M. FRANCISCO JAVIER GASSO MATOSES (Espagne) a déclaré que la situation au Kosovo était toujours instable, comme en témoignent les incidents « inacceptables » qui se sont produits à l’Assemblée.  Il a regretté l’absence de réconciliation durable entre les différentes communautés, en soulignant que le maintien de la présence de la MINUK au Kosovo était essentiel et que le Conseil de sécurité devrait maintenir cette question à son ordre du jour.  Le représentant a également noté un manque de progrès significatifs dans la mise en œuvre des accords déjà conclus, en rappelant qu’il était nécessaire de mettre en œuvre l’accord sur la création de l’association/communauté des municipalités à majorité serbe du Kosovo.  Pour l’Espagne, comme pour les autres pays qui ne reconnaissant pas l’indépendance du Kosovo, l’accord de stabilisation et d’association entre le Kosovo et l’Union européenne ne saurait ouvrir la voie à l’admission du Kosovo au sein des institutions européennes.

M. HENRY ALFREDO SUÁREZ MORENO (Venezuela) s’est attaché aux principes de non-ingérence, de la souveraineté et de l’intégrité territoriale de la Serbie.  Il a dit que la résolution 1244 (1999) du Conseil de sécurité était « la base juridique internationale qui s’applique pour trouver un règlement à la question du Kosovo ».  À cet égard, il a salué le rôle joué par la MINUK, complété par la KFOR et l’EULEX qui doivent continuer à travailler de façon proactive, équilibrée et neutre pour promouvoir une solution politique pacifique juste, durable et mutuellement acceptable. 

Le représentant a déploré les actions de certains militants de l’opposition pour entraver les accords sur la normalisation des relations.  Le dialogue entre les différents secteurs politiques kosovars est une nécessité, a-t-il ajouté.  Il a également appuyé le dialogue qui se tient à Bruxelles entre la Serbie et les autorités locales du Kosovo et regretté qu’il n’y ait pas eu de réunion de haut niveau récente.

Il a encore une fois noté dans le rapport la référence au petit nombre de retours volontaires de Serbes qui ont été déplacés et souhaité qu’on leur donne des garanties sécuritaires.  Enfin, il a insisté sur la nécessité de voir les parties œuvrer ensemble à une protection effective du patrimoine et pour élucider la situation des personnes portées disparues pendant la guerre. 

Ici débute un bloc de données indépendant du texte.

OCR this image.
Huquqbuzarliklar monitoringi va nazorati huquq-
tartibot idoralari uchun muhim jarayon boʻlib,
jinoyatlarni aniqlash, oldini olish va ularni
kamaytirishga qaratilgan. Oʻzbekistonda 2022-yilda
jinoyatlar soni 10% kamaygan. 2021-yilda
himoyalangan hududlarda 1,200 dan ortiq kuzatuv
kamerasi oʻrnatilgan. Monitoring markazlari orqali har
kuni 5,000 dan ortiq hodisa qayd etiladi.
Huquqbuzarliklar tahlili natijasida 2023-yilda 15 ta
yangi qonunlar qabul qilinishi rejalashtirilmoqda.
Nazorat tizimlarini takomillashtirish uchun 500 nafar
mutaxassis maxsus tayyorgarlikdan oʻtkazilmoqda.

Reprenant la parole, le Premier Vice-Premier Ministre de la Serbie, M. Ivica Dačić, a rejeté les accusations « les plus graves » dont son pays aurait été l’objet aujourd’hui.  À chaque fois que nous ouvrons les bras, il n’y a personne en face, a-t-il assuré.  Par ailleurs, a poursuivi le représentant, en quoi la Serbie est-elle concernée par l’incapacité du Kosovo à ne pas pouvoir organiser dans le calme une séance parlementaire?  « C’est votre problème, pas le nôtre. »  Selon M. Dačić, on ne peut pas dire que 220 000 Serbes ne peuvent pas rentrer au Kosovo.  Si le Kosovo est indépendant, il aurait pu signer l’accord d’association avec l’Union européenne en tant que pays et non en tant que territoire, a-t-il relevé.  Après avoir remercié ceux qui n’ont pas reconnu l’indépendance du Kosovo, il a déclaré attendre « avec impatience » le moment où un autre pays serait confronté à la situation dans laquelle un de ses territoires autoproclamerait son indépendance.

Mme Vlora Çitaku, du Kosovo, a déclaré que le Kosovo n’avait pas peur de gérer son propre passé issu d’une « guerre terrible ».  La Cour internationale de Justice a rendu un avis consultatif « sans ambiguïté », a-t-elle rappelé: le Kosovo avait le droit de déclarer son indépendance.  Elle a tenu à rassurer le Conseil: « nous mettrons en œuvre tous les accords conclus à Bruxelles, sans exception, mais pas au prix de notre État ».  Mme Çitaku s’est dite en conclusion favorable à la réconciliation, mais qu’elle ne pouvait pas se fonder sur le « déni ».